On recent trips to this stretch of the river it's fair to say that luck has deserted me. Well, not so much deserted, as changed its name, appearance and upped sticks to a completely different county without leaving so much as a forwarding address.

But never let it be said that I'm not a sucker for punishment, especially when there's a new centrepin reel - a Young's Purist II no less - to try out; as well as maggots in my seat basket, and a bag of liquidised bread. As I puff down the field towards where the river sits concealed by a fold in the flood plain, I'm aware that all over the land there clocks that have yet to go back, so there's daylight aplenty ahead of us.

Initially it looks as though I'll need all the daylight I can get, since my early attempts to tackle up my 15' float road are hampered by hands and fingers that behave as if stuffed into boxing gloves. The float rubbers both crack, the float says it needs 9BB (9! I don't know if I even have that many...) and even when it only takes a measly five is still miles too heavy. Its replacement - an old quill - is delicately balanced but due to a faded tip, almost invisible - so I break the line and start again, replacing everything with a small stick float that takes a single BB and a No4. A few minutes later and there's a size 16 hook and a couple of red maggots, the liquidised bread making tempting clouds in front of me, and a float that just peeks out of the water right in front of me. I'm ready.
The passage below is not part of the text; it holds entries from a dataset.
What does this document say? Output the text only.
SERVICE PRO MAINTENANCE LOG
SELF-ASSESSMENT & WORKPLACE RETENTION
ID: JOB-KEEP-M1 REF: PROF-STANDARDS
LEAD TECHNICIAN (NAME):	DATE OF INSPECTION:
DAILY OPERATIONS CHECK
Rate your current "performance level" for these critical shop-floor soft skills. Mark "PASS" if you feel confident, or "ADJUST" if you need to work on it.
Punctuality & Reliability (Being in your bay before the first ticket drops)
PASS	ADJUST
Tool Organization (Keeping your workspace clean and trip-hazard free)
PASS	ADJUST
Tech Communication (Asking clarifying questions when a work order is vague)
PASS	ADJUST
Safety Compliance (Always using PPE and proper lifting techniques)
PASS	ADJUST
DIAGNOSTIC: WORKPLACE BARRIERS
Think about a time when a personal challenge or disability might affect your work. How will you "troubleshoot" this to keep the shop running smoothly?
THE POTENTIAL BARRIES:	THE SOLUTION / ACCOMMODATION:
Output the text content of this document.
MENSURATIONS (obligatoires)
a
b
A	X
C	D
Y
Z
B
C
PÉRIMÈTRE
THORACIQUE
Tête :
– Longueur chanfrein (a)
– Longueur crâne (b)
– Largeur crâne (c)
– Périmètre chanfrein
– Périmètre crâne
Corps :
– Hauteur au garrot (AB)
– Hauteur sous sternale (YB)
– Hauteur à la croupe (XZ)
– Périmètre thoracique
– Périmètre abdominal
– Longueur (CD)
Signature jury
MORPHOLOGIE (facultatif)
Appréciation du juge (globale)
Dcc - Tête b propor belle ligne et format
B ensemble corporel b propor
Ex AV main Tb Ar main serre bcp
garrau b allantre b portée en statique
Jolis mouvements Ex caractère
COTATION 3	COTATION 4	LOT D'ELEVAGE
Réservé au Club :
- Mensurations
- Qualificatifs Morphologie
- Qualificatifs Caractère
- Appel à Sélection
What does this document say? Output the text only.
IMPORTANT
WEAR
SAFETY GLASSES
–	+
As it happens, so too are the fish. It's a still afternoon, warm for the time of year, and I immediately begin to get bites from small roach. The float, while behaving impeccably (by which I mean it spends a lot of the time underwater) is still too difficult to see, so lazily I cast into the water downstream, nearest the bank, where the light makes everything stand out in contrast. The float disappears almost straight away and I'm into something a bit more substantial. That thump-thump fight indicates a perch and sure enough, here comes a half pound 'sergeant' into the net. He's followed by three more, after which the roach re-appear and I catch several of those.

Then, the float meanders off as if browsing in a particularly interesting bookshop...not in a hurry, pausing here and there to eye up an ancient tome or check for an author's signature...until suddenly it's gone. The absence of float is swiftly replaced by the presence of a fish on the end of the line, and it's a good one. After a meaty scrap, here's a perch of probably 2lbs, big shoulders but an oddly small tail. As always with perch, I'd grateful that it's lip-hooked.

I'm returning all the fish straight away (I haven't owned a keepnet for 30 years) and I'm convinced that's what helps to keep the swim going, when everything sort of stops. There's a dull feeling in the air where before the river was alive, crackling with electricity. The float slips away firmly and I'm into something heavier - and certainly angrier - which turns out to be a jack pike of about 3lbs which I just manage to land before it gives a final flip, bites through the line and slithers down the wet bank and back into the river. That signals the end to the evening's fishing pretty much, though I catch another couple of small roach before packing up and trudging back up the field, ruminating on how the afternoon started so cack-handedly and ended up being something rather special - at least for me.

It feels good to get my fishing - and writing legs - moving again.